Treasury to set rules for next cycle

|PIC1|The Treasury said it would set out fiscal rules for the next economic cycle when the current cycle ends, dismissing a report that it was about to relax its framework to allow more borrowing.

Prime Minister Gordon Brown, when Chancellor, established two rules to govern the public finances -- that the government only borrows to invest over the economic cycle and that public debt be limited to a prudent and sustainable level, defined as 40 percent of GDP.

Friday's Financial Times newspaper said Treasury officials were privately working on plans to reform the rules and this could be announced in the pre-budget report in the autumn, and possibly allow for greater borrowing.

Public debt is currently running close to the 40 percent ceiling.

A spokesman for the Treasury said the report was "pure speculation and based on comments that are over three months old."
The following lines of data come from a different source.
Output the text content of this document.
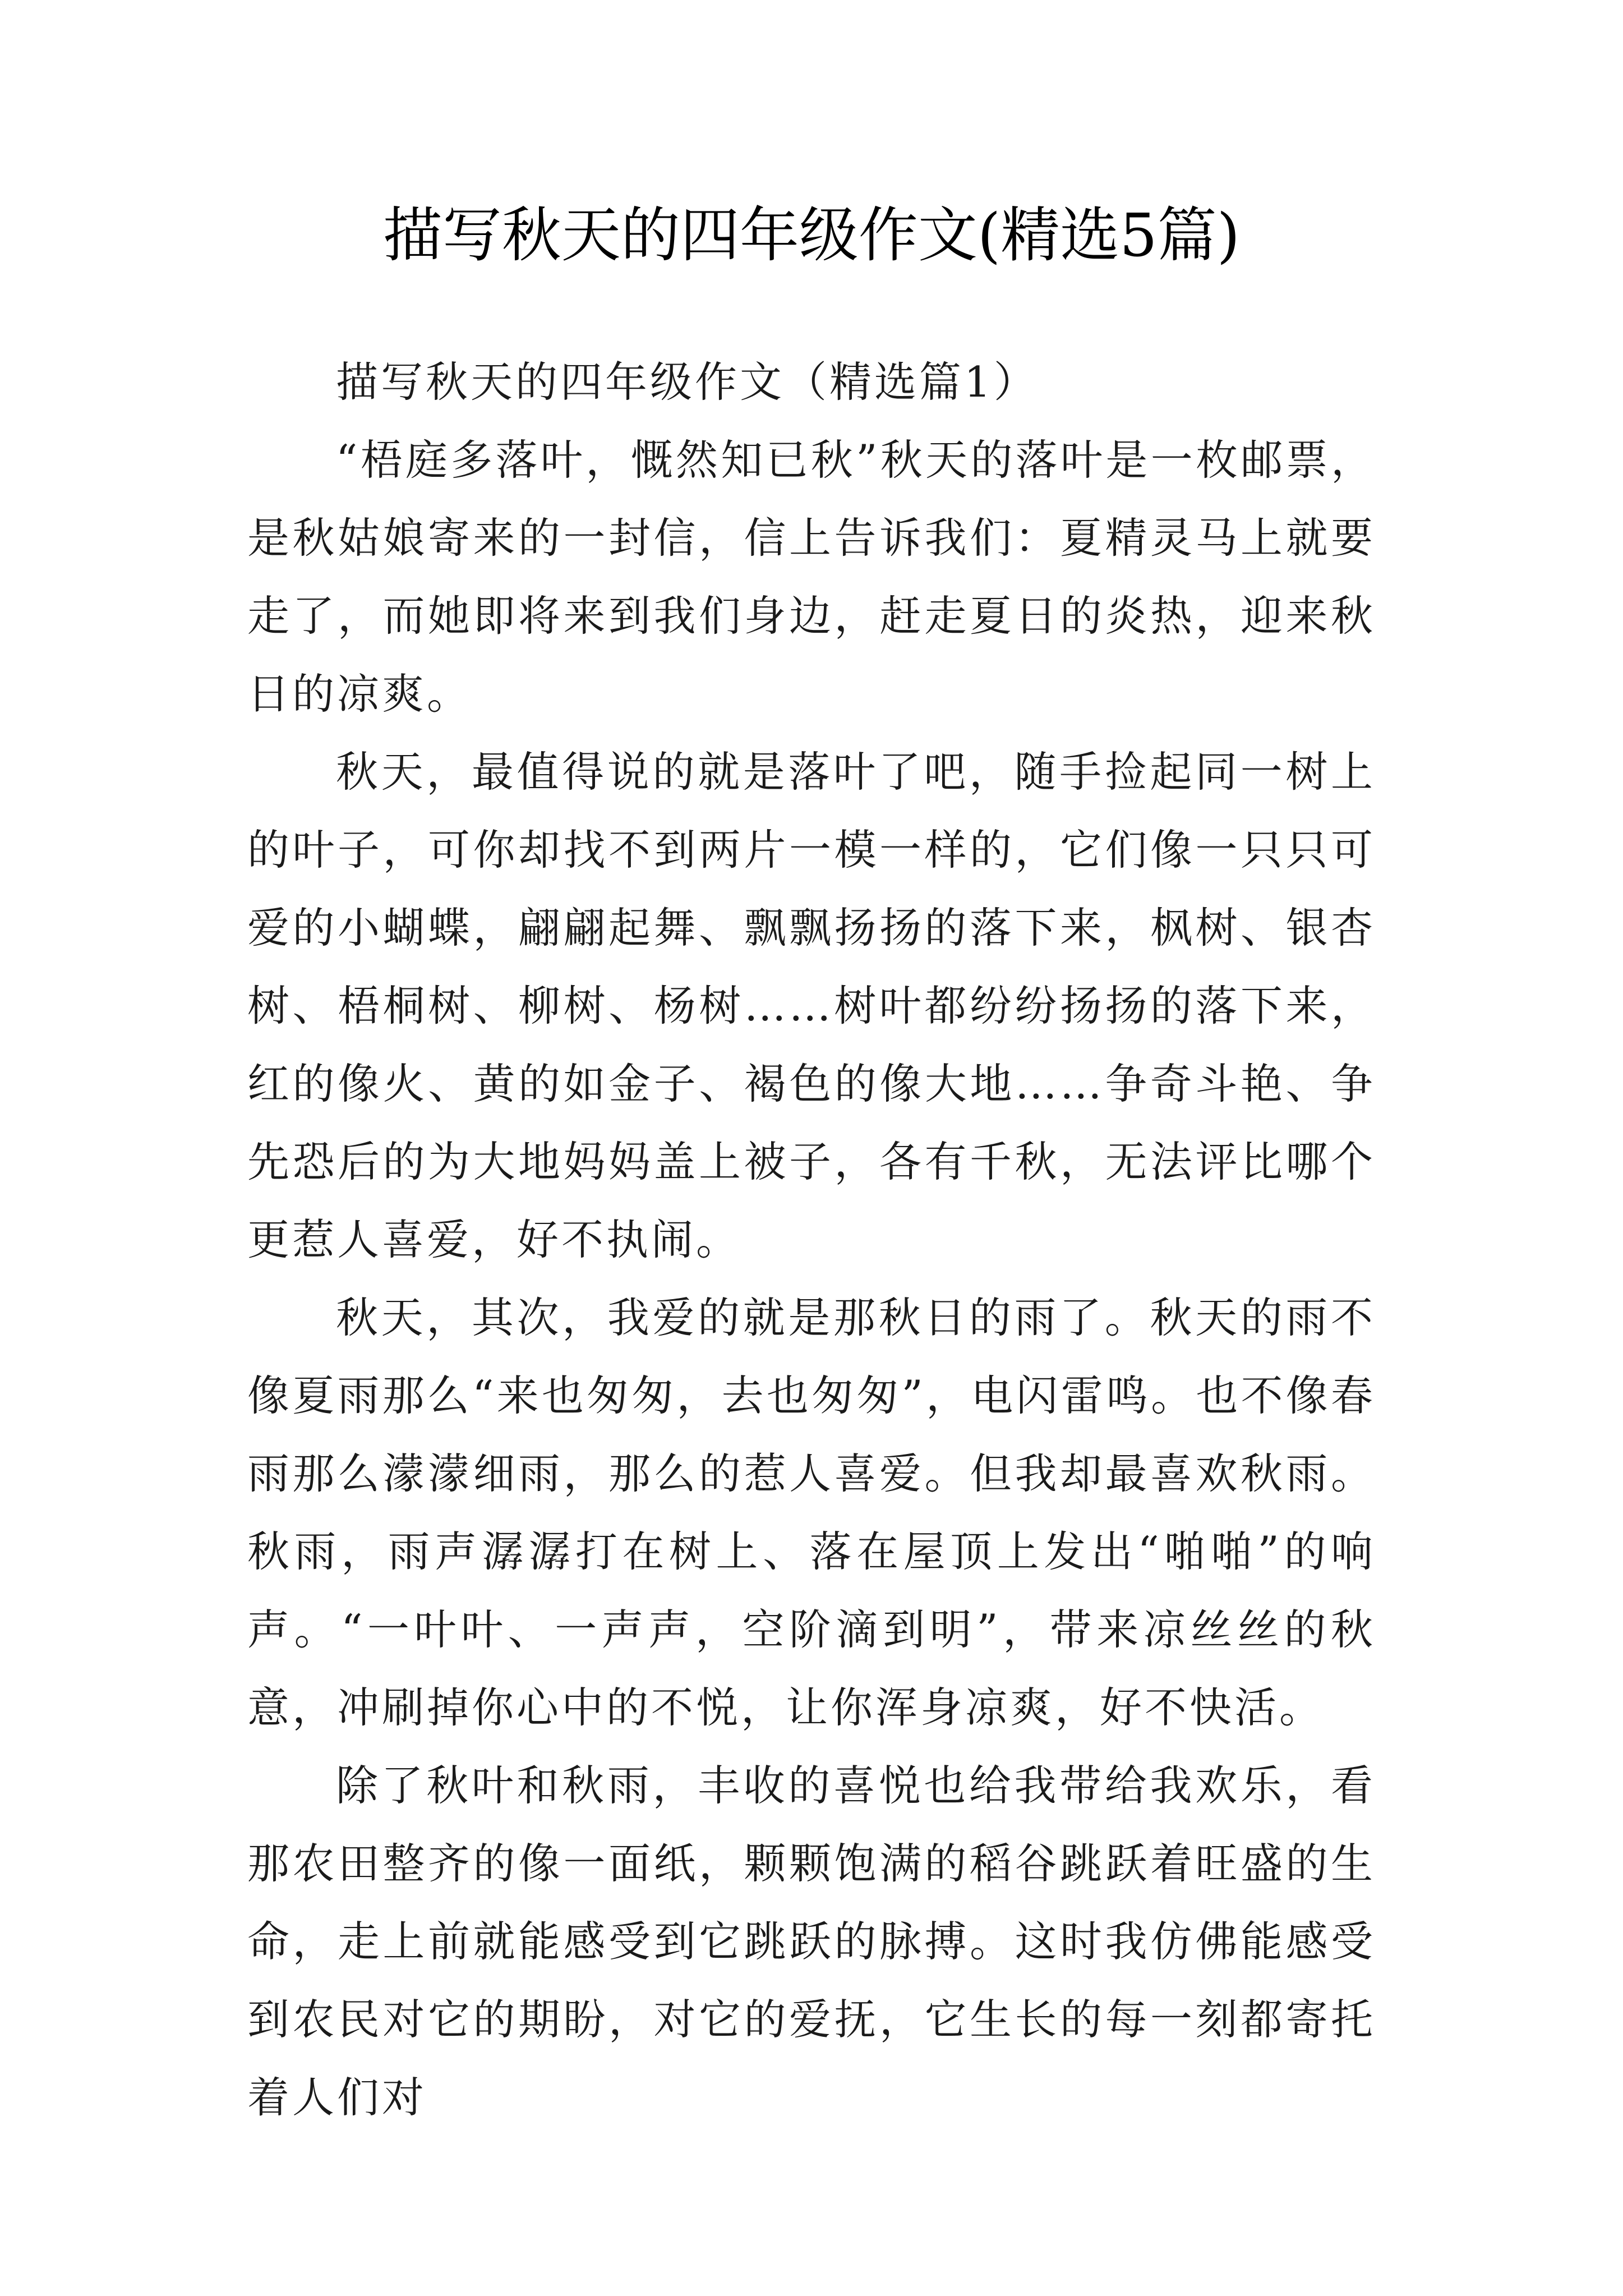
描写秋天的四年级作文(精选5篇)

描写秋天的四年级作文（精选篇1）

“梧庭多落叶，慨然知已秋”秋天的落叶是一枚邮票，是秋姑娘寄来的一封信，信上告诉我们：夏精灵马上就要走了，而她即将来到我们身边，赶走夏日的炎热，迎来秋日的凉爽。

秋天，最值得说的就是落叶了吧，随手捡起同一树上的叶子，可你却找不到两片一模一样的，它们像一只只可爱的小蝴蝶，翩翩起舞、飘飘扬扬的落下来，枫树、银杏树、梧桐树、柳树、杨树……树叶都纷纷扬扬的落下来，红的像火、黄的如金子、褐色的像大地……争奇斗艳、争先恐后的为大地妈妈盖上被子，各有千秋，无法评比哪个更惹人喜爱，好不执闹。

秋天，其次，我爱的就是那秋日的雨了。秋天的雨不像夏雨那么“来也匆匆，去也匆匆”，电闪雷鸣。也不像春雨那么濛濛细雨，那么的惹人喜爱。但我却最喜欢秋雨。秋雨，雨声潺潺打在树上、落在屋顶上发出“啪啪”的响声。“一叶叶、一声声，空阶滴到明”，带来凉丝丝的秋意，冲刷掉你心中的不悦，让你浑身凉爽，好不快活。

除了秋叶和秋雨，丰收的喜悦也给我带给我欢乐，看那农田整齐的像一面纸，颗颗饱满的稻谷跳跃着旺盛的生命，走上前就能感受到它跳跃的脉搏。这时我仿佛能感受到农民对它的期盼，对它的爱抚，它生长的每一刻都寄托着人们对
"We have always said that at the end of this cycle we will set out the rules for the next cycle," he said.

Dating economic cycles is not an exact science. Treasury officials are waiting for the Office for National Statistics to produce its "Blue book" revisions at the end of September to get a better idea of when the current cycle might end. There has been speculation it may have ended in the second half of 2006.

Government borrowing data for June due on Friday are expected to show the public finances are in bad shape, leaving the Labour government little leeway to spend more as the economy slows down.

While that clearly increases the pressure on the government to adjust the rules to increase borrowing, the ONS revisions could also increase the level of GDP significantly and thus give it extra margin without changing the fiscal rules.